House Targaryen has a long recorded history of prophetic dreams starting with Daenys. In the novels Daenerys has them. As did a prince named Daeron the Drunken and the Targaryen bastard Daemon II Blackfyre. Now we know Aegon had them as well. He saw the return of the Night King three centuries before the White Walkers breached The Wall. That dream, more than personal ambition, pushed him to take over Westeros. That also helps explain why he let those who bent the knee keep their lands and titles rather than install lords loyal to him. From Aegon’s perspective, he was there to conquer so he could unite Westeros, not destroy or remake it. That was the only way to ensure a Targaryen could lead the charge against the Long Night. His dream fundamentally changes everything we know about Aegon came to Westeros with his sisters.

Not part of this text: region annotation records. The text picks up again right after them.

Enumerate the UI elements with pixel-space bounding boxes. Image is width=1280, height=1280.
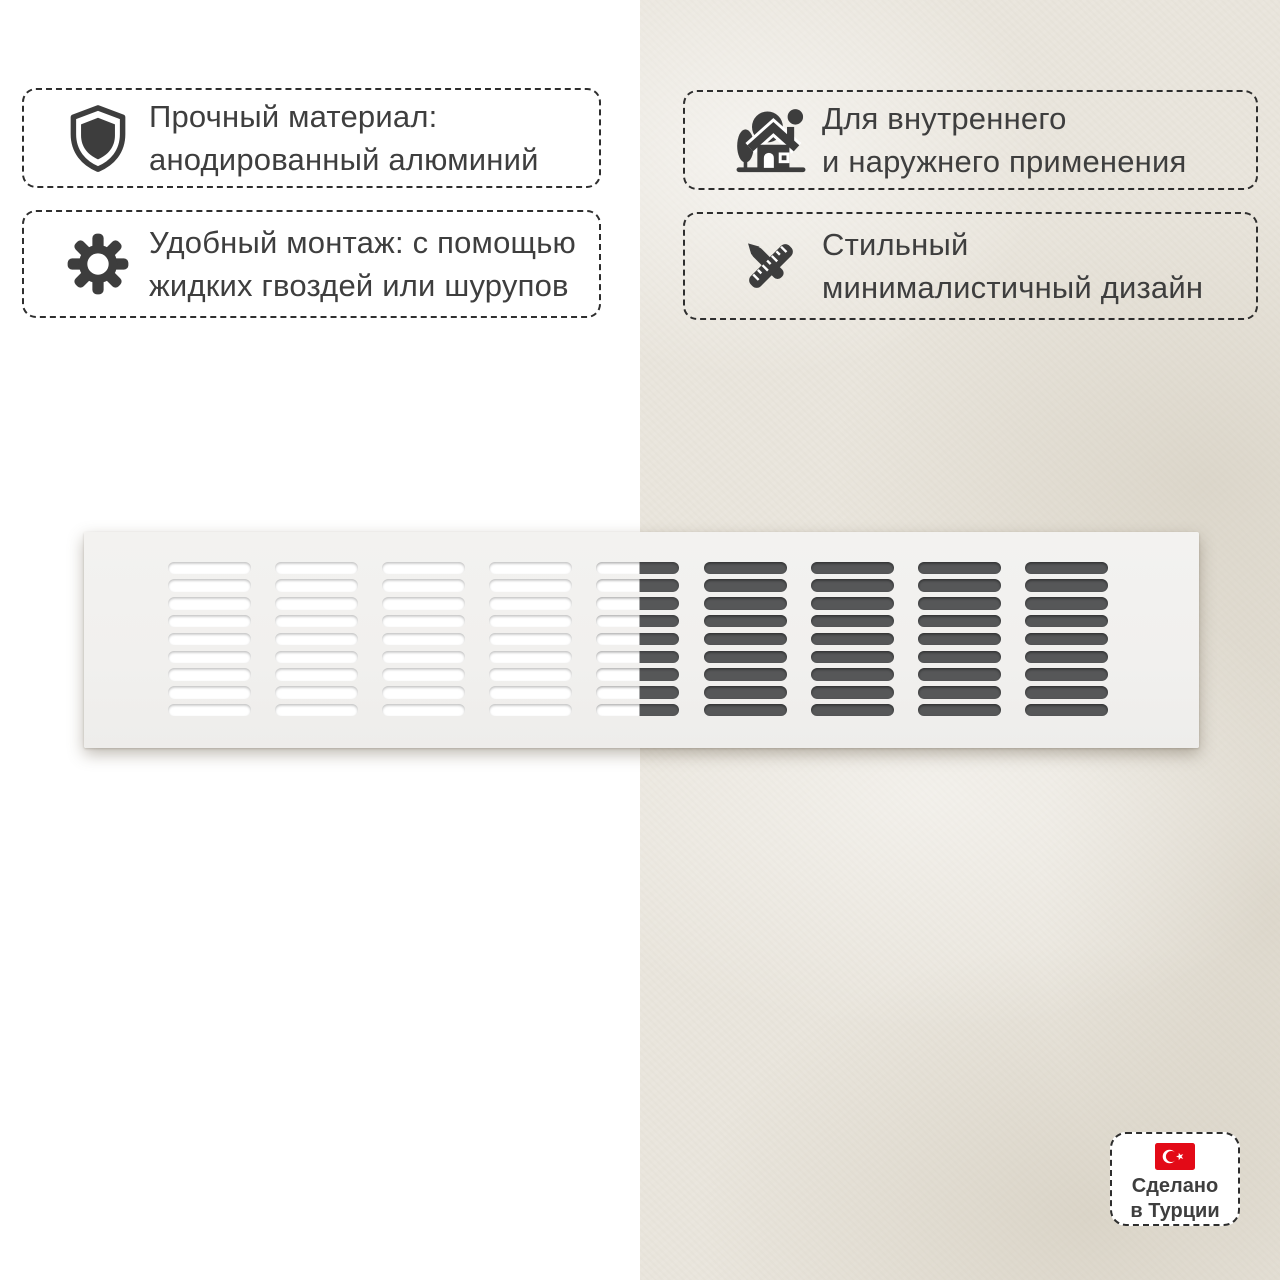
vent-slot: [275, 668, 358, 681]
feature-box-mounting: [22, 210, 601, 318]
vent-slot: [382, 686, 465, 699]
vent-slot: [918, 579, 1001, 592]
vent-slot: [382, 668, 465, 681]
vent-slot: [275, 704, 358, 717]
vent-slot: [811, 668, 894, 681]
vent-slot: [489, 615, 572, 628]
vent-slot: [489, 597, 572, 610]
vent-slot: [704, 651, 787, 664]
vent-slot: [596, 597, 679, 610]
vent-slot: [489, 562, 572, 575]
vent-slot: [275, 633, 358, 646]
made-in-text: [1130, 1174, 1219, 1224]
vent-slot: [275, 597, 358, 610]
vent-slot: [596, 579, 679, 592]
feature-line: и наружнего применения: [822, 144, 1187, 179]
vent-slot: [596, 651, 679, 664]
vent-slot: [1025, 686, 1108, 699]
vent-slot: [704, 579, 787, 592]
vent-slot: [489, 579, 572, 592]
feature-line: Стильный: [822, 227, 969, 262]
vent-slot: [918, 597, 1001, 610]
made-in-badge: [1110, 1132, 1240, 1226]
vent-slot: [704, 562, 787, 575]
vent-slot: [168, 668, 251, 681]
made-in-line: Сделано: [1131, 1175, 1219, 1197]
vent-slot: [596, 633, 679, 646]
pencil-ruler-icon: [733, 228, 809, 304]
vent-slot: [382, 651, 465, 664]
vent-slot: [811, 651, 894, 664]
vent-slot: [704, 686, 787, 699]
vent-slot: [918, 668, 1001, 681]
feature-box-material: [22, 88, 601, 188]
vent-slot: [168, 579, 251, 592]
vent-slot: [168, 704, 251, 717]
vent-slot: [382, 615, 465, 628]
gear-icon: [60, 226, 136, 302]
vent-slot: [275, 651, 358, 664]
vent-slot: [704, 597, 787, 610]
vent-slot: [168, 615, 251, 628]
feature-text-material: [149, 95, 539, 181]
vent-slot: [704, 615, 787, 628]
vent-slot: [168, 651, 251, 664]
vent-slot: [1025, 597, 1108, 610]
vent-slot: [596, 668, 679, 681]
vent-slot: [918, 562, 1001, 575]
feature-line: Для внутреннего: [822, 101, 1067, 136]
vent-slot: [811, 686, 894, 699]
vent-slot: [918, 615, 1001, 628]
vent-slot: [918, 651, 1001, 664]
feature-line: жидких гвоздей или шурупов: [149, 268, 569, 303]
vent-slot: [382, 633, 465, 646]
made-in-line: в Турции: [1130, 1200, 1220, 1222]
vent-slot: [811, 704, 894, 717]
turkey-flag-icon: [1155, 1143, 1195, 1170]
vent-slot: [918, 633, 1001, 646]
vent-slot: [489, 633, 572, 646]
vent-slot: [489, 704, 572, 717]
house-tree-icon: [733, 102, 809, 178]
vent-slot: [811, 633, 894, 646]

(Note: Dragons didn’t even exist during the first Long Night. Neither did House Targaryen.)
But the ramifications of this prophecy, shared only with a king’s heir, changes everything we know about every Targaryen king who followed Aegon. Each carried the burden of a dark secret that involved the very fate of the world. That huge responsibility re-contextualizes every decision any of them ever made. That even includes (without condoning or excusing) Viserys’s decision in House of the Dragon‘s premiere to sacrifice his wife for an heir. Viserys’s obsession with having a son whose claim could not be challenged was at least partly about ensuring a Targaryen sat on the Iron Throne until Aegon’s dream came true.
Aegon’s prophecy now also reframes why Rhaenyra will soon fight a savage civil war to claim the Iron Throne. Her father entrusted her with the most important responsibility in the world. But that secret doomed some of Aegon’s other ancestors, too. It’s the same secret King Daeron the Young Dragon knew of while singularly focused on bringing Dorne under his rule. It’s also a dream Aegon the Unlikely knew about when he died trying to hatch dragon eggs.
But this prophecy also changes everything we know about Game of Thrones and the events leading up to it. That includes how Daenerys Targaryen never knew about her ancestor’s dream, and why Rhaegar Targaryen and Lyanna Stark’s love led to mankind’s salvation.
One day Rhaegar Targaryen—son of the Mad King, heir to the Iron Throne, and older brother of Daenerys—suddenly decided he had to become a great knight. Some believe he made that decision because he read about the Prince That Was Promised prophecy and thought he was that prince. Now we know it might have been because his father told him of Aegon’s secret. But no matter what made him pick up a sword, eventually he likely believed his future son would be the world’s greatest hero Aegon dreamed of.
Like Aegon’s dream, that Prince That Was Promised prophecy said a great hero would defeat the darkness and save mankind. But it was not Rhaegar who united the Realm against the White Walkers, nor even a king. It was Rhaegar’s son and rightful heir Jon Snow, whose real name was Aegon Targaryen. Jon Snow never knew about Aegon’s dream, either. But he was the son of Lyanna Stark, and his song was a song of ice (Stark) and fire (Targaryen).
In ways Aegon the Conqueror never could have predicted, his dream came true. A Targaryen united (enough of) the Realm to stand against the Night King and save the living. For nearly three centuries before Game of Thrones, though, that dream also influenced the lives of everyone in Westeros, because it influenced every Targaryen ruler who sat—or, like Rhaenyra, was mean to sit—on the Iron Throne. So much for what we “knew” about House of the Dragon, the Targaryen family, and why dragons came to Westeros.